The COVID-19 pandemic has changed all our lives, and the impacts of the disease reach even the marmots.
 
Many critically endangered species, including the Vancouver Island Marmot, are extraordinarily vulnerable to accidental disease transmission. We do not know if COVID-19 can affect marmots, but we have learned that prevention is the best protection from accidental disease transmission incidents in other endangered species. The Vancouver Island Marmot recovery project already implements practices to reduce the risk of introducing a new disease to the marmot population, and we continue to be vigilant about this risk.
 
Regular operations at the Mount Washington Tony Barrett Marmot Recovery Centre have always taken serious precautions against transmissible disease entering the marmot care areas.
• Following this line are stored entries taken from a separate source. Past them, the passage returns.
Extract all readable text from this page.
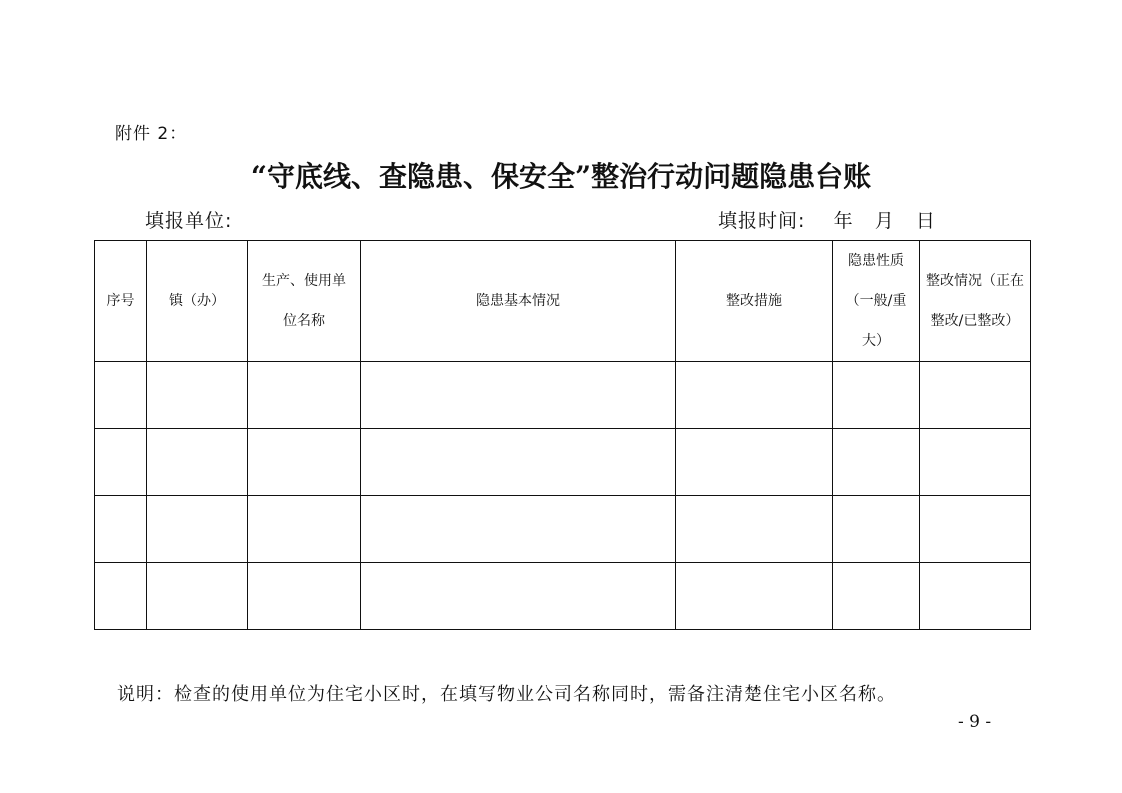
附件 2：
“守底线、查隐患、保安全”整治行动问题隐患台账
填报单位:	填报时间: 年   月   日
序号	镇（办）	生产、使用单位名称	隐患基本情况	整改措施	隐患性质（一般/重大）	整改情况（正在整改/已整改）

说明：检查的使用单位为住宅小区时，在填写物业公司名称同时，需备注清楚住宅小区名称。
- 9 -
These precautions include special footwear, disinfecting footbaths, sterile gloves, face masks, and overalls to be worn over clothing in the marmot pens. This reduces the potential for pathogens to come into contact with the marmots. We will be taking additional care given the rapid and potential wide spread of COVID-19. This includes limiting our regular marmot checkups to reduce any non-essential handling.
 
In the wild, the Marmot Recovery Foundation’s regular practice has been to disinfect boots and any gear that may come into direct contact with marmots. Guests who have joined us in the past may recall Foundation staff spraying your footwear with disinfectant. Practices like these reduce the opportunity for disease to be accidentally introduced to the fragile population.
 
There is a human dimension to our work to our work as well. The wild marmot population relies on recovery efforts, including marmot releases, rescuing stray marmots, and providing supplemental feeding to support the small populations. We are committed to delivering these critical supports to the fragile population. Like many other organizations, our small team is adapting our work to maintain social distance. These include measures like maintaining social distance, monitoring of our health, and working from home whenever possible. You can still reach us by email, phone, and social media channels.
 
The Vancouver Island Marmot relies on healthy, safe people to deliver needed support. Thank you for supporting our work, and helping to keep our communities, and marmots, on the road to recovery.